Nous avons répertorié dans ce livre scolaire
numérique 164 liens internes et 49 liens externes ainsi que deux liens
externes qui ne fonctionnaient pas. Il est intéressant de voir que la
majeure partie des liens sont internes et servent souvent à indiquer au
lecteur d'autres extraits sur des thèmes similaires. Si nous analysons
les liens internes en ayant recours à la typologie d'Alexandra Saemmer
présentée dans la deuxième partie de ce travail, nous
dénombrons 51 liens dialogiques et 113 informationnels. Dans le chapitre
3, nous trouvons par exemple, en connexion avec un texte de Martial du
Ier siècle ap. J.-C, des hyperliens qui renvoient à
des « punchlines », c'est-à-dire des phrases choc que l'on
retrouve dans le milieu du rap. Nous avons classé ces liens dans la
catégorie « dialogique » car ces phrases choc donnent une
dimension tout à fait nouvelle au texte de Martial. De la même
manière, la reproduction d'un tableau de Magritte intitulé
Les amants hyperliée à l'extrait de Zadig ou la
Destinée, peut être considérée comme dialogique
parce qu'elle permet d'observer le sujet traité sous l'angle du
surréalisme. En ce qui concerne les liens informationnels, les
photographies associées aux extraits de Mémoire d'un rat
de Pierre Chaine dans le chapitre 4 sont particulièrement
intéressantes parce qu'elles apportent visuellement, des informations
complémentaires sur la Grande guerre.
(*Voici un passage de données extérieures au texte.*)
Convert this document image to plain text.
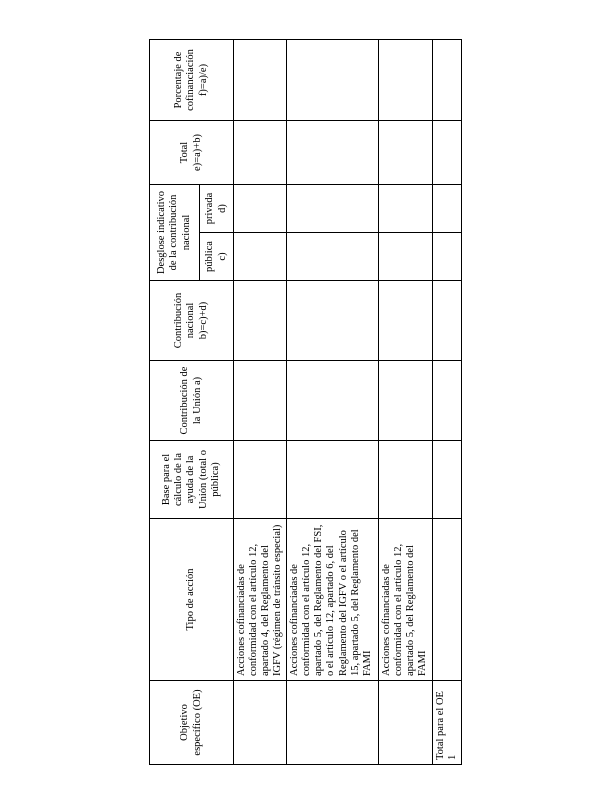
Objetivo específico (OE)	Tipo de acción	Base para el cálculo de la ayuda de la Unión (total o pública)	Contribución de la Unión a)	Contribución nacional b)=c)+d)	Desglose indicativo de la contribución nacional		Total e)=a)+b)	Porcentaje de cofinanciación f)=a)/e)
					pública c)	privada d)		
	Acciones cofinanciadas de conformidad con el artículo 12, apartado 4, del Reglamento del IGFV (régimen de tránsito especial)							
	Acciones cofinanciadas de conformidad con el artículo 12, apartado 5, del Reglamento del FSI, o el artículo 12, apartado 6, del Reglamento del IGFV o el artículo 15, apartado 5, del Reglamento del FAMI							
	Acciones cofinanciadas de conformidad con el artículo 12, apartado 5, del Reglamento del FAMI							
Total para el OE 1								
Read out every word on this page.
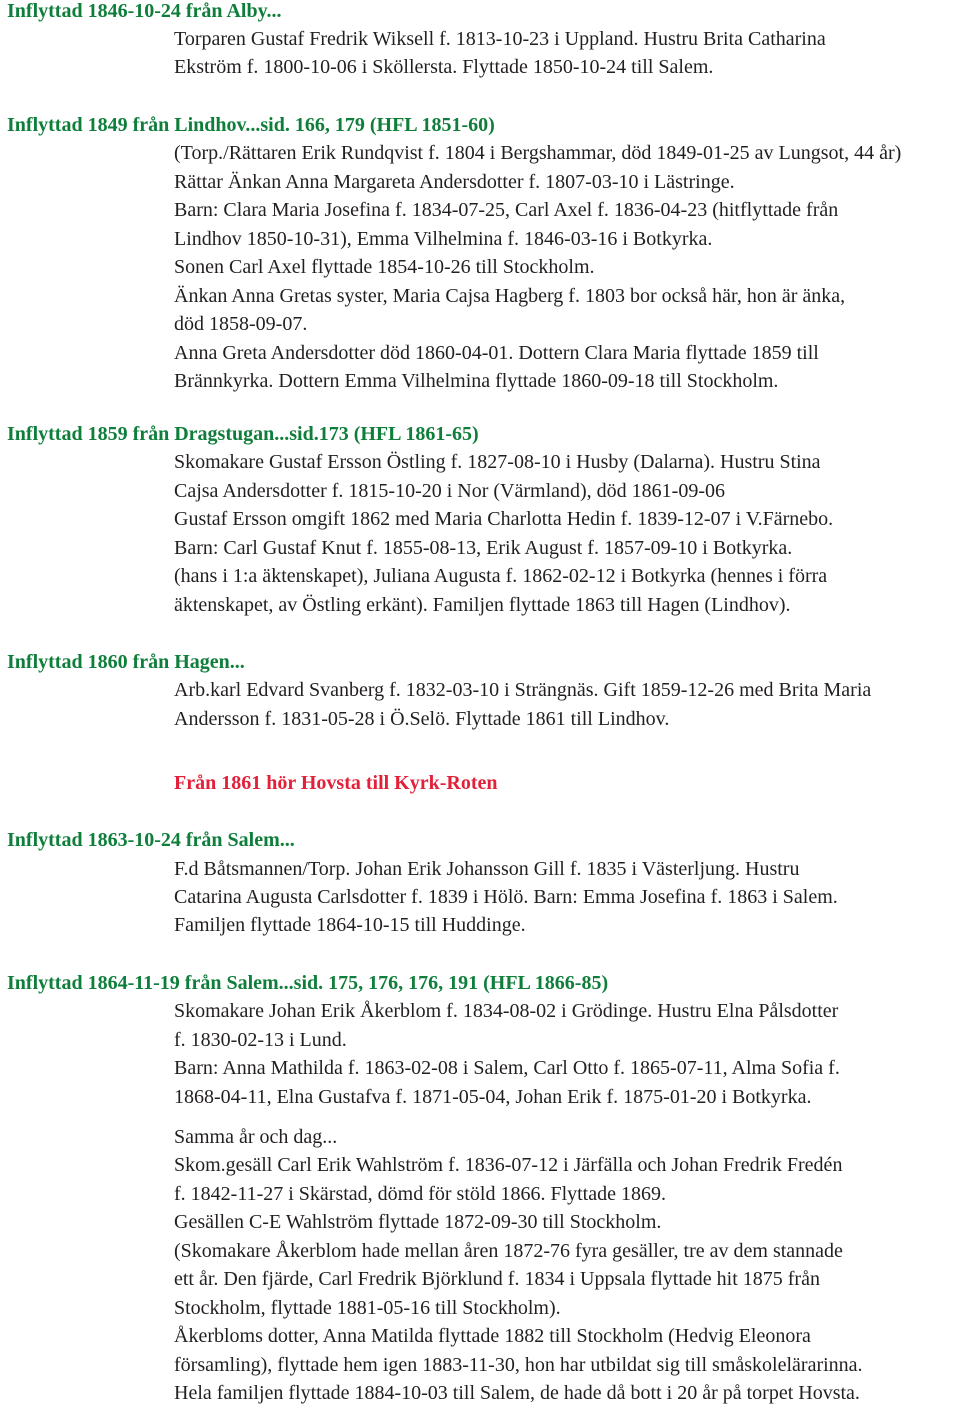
Inflyttad 1846-10-24 från Alby...

Torparen Gustaf Fredrik Wiksell f. 1813-10-23 i Uppland. Hustru Brita Catharina

Ekström f. 1800-10-06 i Sköllersta. Flyttade 1850-10-24 till Salem.

Inflyttad 1849 från Lindhov...sid. 166, 179 (HFL 1851-60)

(Torp./Rättaren Erik Rundqvist f. 1804 i Bergshammar, död 1849-01-25 av Lungsot, 44 år)

Rättar Änkan Anna Margareta Andersdotter f. 1807-03-10 i Lästringe.

Barn: Clara Maria Josefina f. 1834-07-25, Carl Axel f. 1836-04-23 (hitflyttade från

Lindhov 1850-10-31), Emma Vilhelmina f. 1846-03-16 i Botkyrka.

Sonen Carl Axel flyttade 1854-10-26 till Stockholm.

Änkan Anna Gretas syster, Maria Cajsa Hagberg f. 1803 bor också här, hon är änka,

död 1858-09-07.

Anna Greta Andersdotter död 1860-04-01. Dottern Clara Maria flyttade 1859 till

Brännkyrka. Dottern Emma Vilhelmina flyttade 1860-09-18 till Stockholm.

Inflyttad 1859 från Dragstugan...sid.173 (HFL 1861-65)

Skomakare Gustaf Ersson Östling f. 1827-08-10 i Husby (Dalarna). Hustru Stina

Cajsa Andersdotter f. 1815-10-20 i Nor (Värmland), död 1861-09-06

Gustaf Ersson omgift 1862 med Maria Charlotta Hedin f. 1839-12-07 i V.Färnebo.

Barn: Carl Gustaf Knut f. 1855-08-13, Erik August f. 1857-09-10 i Botkyrka.

(hans i 1:a äktenskapet), Juliana Augusta f. 1862-02-12 i Botkyrka (hennes i förra

äktenskapet, av Östling erkänt). Familjen flyttade 1863 till Hagen (Lindhov).

Inflyttad 1860 från Hagen...

Arb.karl Edvard Svanberg f. 1832-03-10 i Strängnäs. Gift 1859-12-26 med Brita Maria

Andersson f. 1831-05-28 i Ö.Selö. Flyttade 1861 till Lindhov.

Från 1861 hör Hovsta till Kyrk-Roten

Inflyttad 1863-10-24 från Salem...

F.d Båtsmannen/Torp. Johan Erik Johansson Gill f. 1835 i Västerljung. Hustru

Catarina Augusta Carlsdotter f. 1839 i Hölö. Barn: Emma Josefina f. 1863 i Salem.

Familjen flyttade 1864-10-15 till Huddinge.

Inflyttad 1864-11-19 från Salem...sid. 175, 176, 176, 191 (HFL 1866-85)

Skomakare Johan Erik Åkerblom f. 1834-08-02 i Grödinge. Hustru Elna Pålsdotter

f. 1830-02-13 i Lund.

Barn: Anna Mathilda f. 1863-02-08 i Salem, Carl Otto f. 1865-07-11, Alma Sofia f.

1868-04-11, Elna Gustafva f. 1871-05-04, Johan Erik f. 1875-01-20 i Botkyrka.

Samma år och dag...

Skom.gesäll Carl Erik Wahlström f. 1836-07-12 i Järfälla och Johan Fredrik Fredén

f. 1842-11-27 i Skärstad, dömd för stöld 1866. Flyttade 1869.

Gesällen C-E Wahlström flyttade 1872-09-30 till Stockholm.

(Skomakare Åkerblom hade mellan åren 1872-76 fyra gesäller, tre av dem stannade

ett år. Den fjärde, Carl Fredrik Björklund f. 1834 i Uppsala flyttade hit 1875 från

Stockholm, flyttade 1881-05-16 till Stockholm).

Åkerbloms dotter, Anna Matilda flyttade 1882 till Stockholm (Hedvig Eleonora

församling), flyttade hem igen 1883-11-30, hon har utbildat sig till småskolelärarinna.

Hela familjen flyttade 1884-10-03 till Salem, de hade då bott i 20 år på torpet Hovsta.
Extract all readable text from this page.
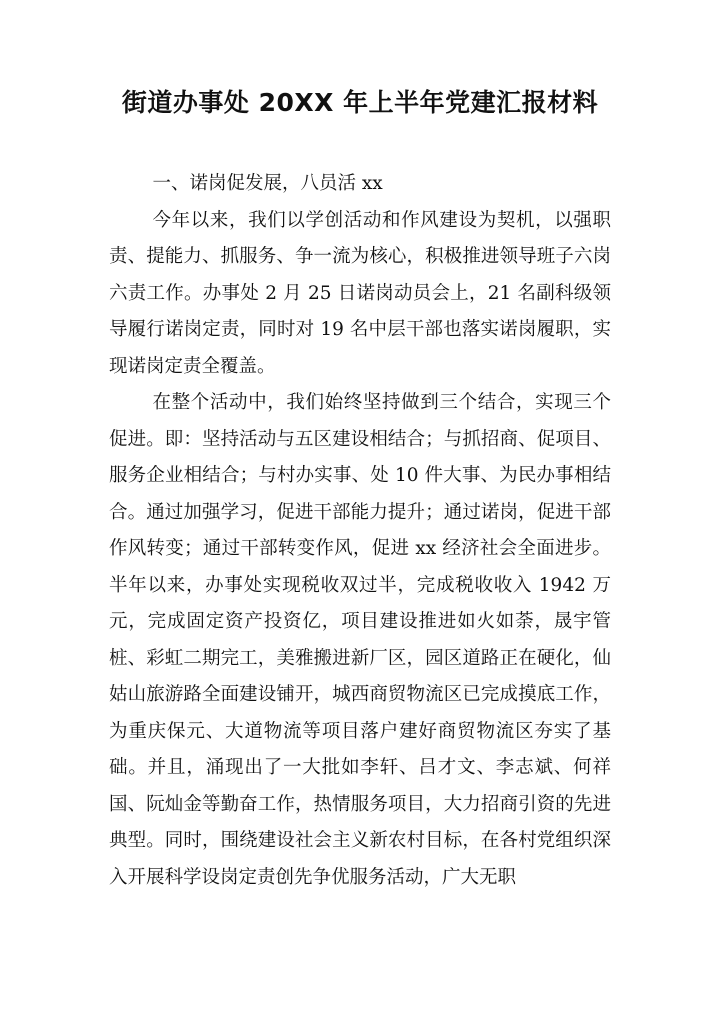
街道办事处 20XX 年上半年党建汇报材料
一、诺岗促发展，八员活 xx

今年以来，我们以学创活动和作风建设为契机，以强职责、提能力、抓服务、争一流为核心，积极推进领导班子六岗六责工作。办事处 2 月 25 日诺岗动员会上，21 名副科级领导履行诺岗定责，同时对 19 名中层干部也落实诺岗履职，实现诺岗定责全覆盖。

在整个活动中，我们始终坚持做到三个结合，实现三个促进。即：坚持活动与五区建设相结合；与抓招商、促项目、服务企业相结合；与村办实事、处 10 件大事、为民办事相结合。通过加强学习，促进干部能力提升；通过诺岗，促进干部作风转变；通过干部转变作风，促进 xx 经济社会全面进步。半年以来，办事处实现税收双过半，完成税收收入 1942 万元，完成固定资产投资亿，项目建设推进如火如荼，晟宇管桩、彩虹二期完工，美雅搬进新厂区，园区道路正在硬化，仙姑山旅游路全面建设铺开，城西商贸物流区已完成摸底工作，为重庆保元、大道物流等项目落户建好商贸物流区夯实了基础。并且，涌现出了一大批如李轩、吕才文、李志斌、何祥国、阮灿金等勤奋工作，热情服务项目，大力招商引资的先进典型。同时，围绕建设社会主义新农村目标，在各村党组织深入开展科学设岗定责创先争优服务活动，广大无职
Il y a aussi dans le chapitre 5,
les photographies d'une représentation d'Antigone, la
pièce de Jean Anouilh associées à la fois à ses
extraits de texte mais aussi à ceux de l'Antigone de
Sophocle.
Lorsque nous nous attardons sur les liens externes du manuel,
nous constatons qu'il y a aussi des liens informationnels, au nombre de 33,
comme dans le chapitre I avec l'extrait
64
de texte intitulé Une houle vivante de Charles
de Gaulle et une affiche de l'appel du 18 juin qui se trouve dans le manuel
d'histoire géographie de troisième. En effet, il
révèle au lecteur le contenu exact de cet appel historique. Nous
retrouvons aussi un lien qui associe un extrait de Mémoire d'un rat
de Pierre Chaine, cette fois-ci, à une vidéo qui explique ce
qu'est un Poilu. De plus, le site Internet de la maison d'Anne Franck apporte
une documentation complète associée à l'extrait de la
jeune écrivaine. Il y a aussi des liens dialogiques, comme dans le
chapitre 2, où un extrait de La Promesse de l'aube de Romain
Gary est lié avec une vidéo de Evgeny Kissin jouant un passage du
concerto La Campanella de Paganini mais aussi avec un autre texte de
Romain Gary, qui est associé à un documentaire vidéo sur
l'opération Walkyrie. En somme, une grande partie des liens sont
informationnels, ce qui est tout à fait attendu dans un manuel
scolaire.
b) Interactivité - réseaux sociaux et messages
E-mail
Le site «
lelivrescolaire.fr » permet
au lecteur d'utiliser des fonctionnalités typiques du monde
numérique. Dès la page d'accueil, il est proposé de
s'inscrire gratuitement en fournissant une adresse E-mail et en créant
un mot de passe. Cela permet de pouvoir paramétrer son propre compte,
d'avoir de l'aide en ligne et d'avoir accès durant un temps
limité au manuel en mode hors connexion. De plus, lorsque nous activons
le mode plein écran d'un extrait de texte, nous voyons apparaître
des boutons, dont l'un d'eux renvoie vers deux liens qui incitent au partage et
à la lecture sociale. En effet, il est possible d'accéder de
cette manière à Facebook et de laisser un commentaire sur sa
propre page, et ainsi de pouvoir partager ces impressions mais aussi le texte
avec ses amis. L'autre option oriente vers Twitter. La fonctionnalité
est similaire, à la différence que la taille du message que le
lecteur peut envoyer est au maximum de 140 caractères. En fait, le
lecteur, avec ces deux réseaux sociaux, peut recommander un extrait de
texte littéraire, comme par exemple le poème Soleils
couchants de Victor Hugo.
65
Figure 23. Capture d'écran d'une question
posée à des amis sur le poème « Soleils couchants
» de Victor Hugo sur ma page Facebook.
Une autre option est disponible pour le lecteur à
partir du moment où il est inscrit sur «
lelivrescolaire.fr ».
Presque sur toutes les pages du site, il y a un lien Une question ?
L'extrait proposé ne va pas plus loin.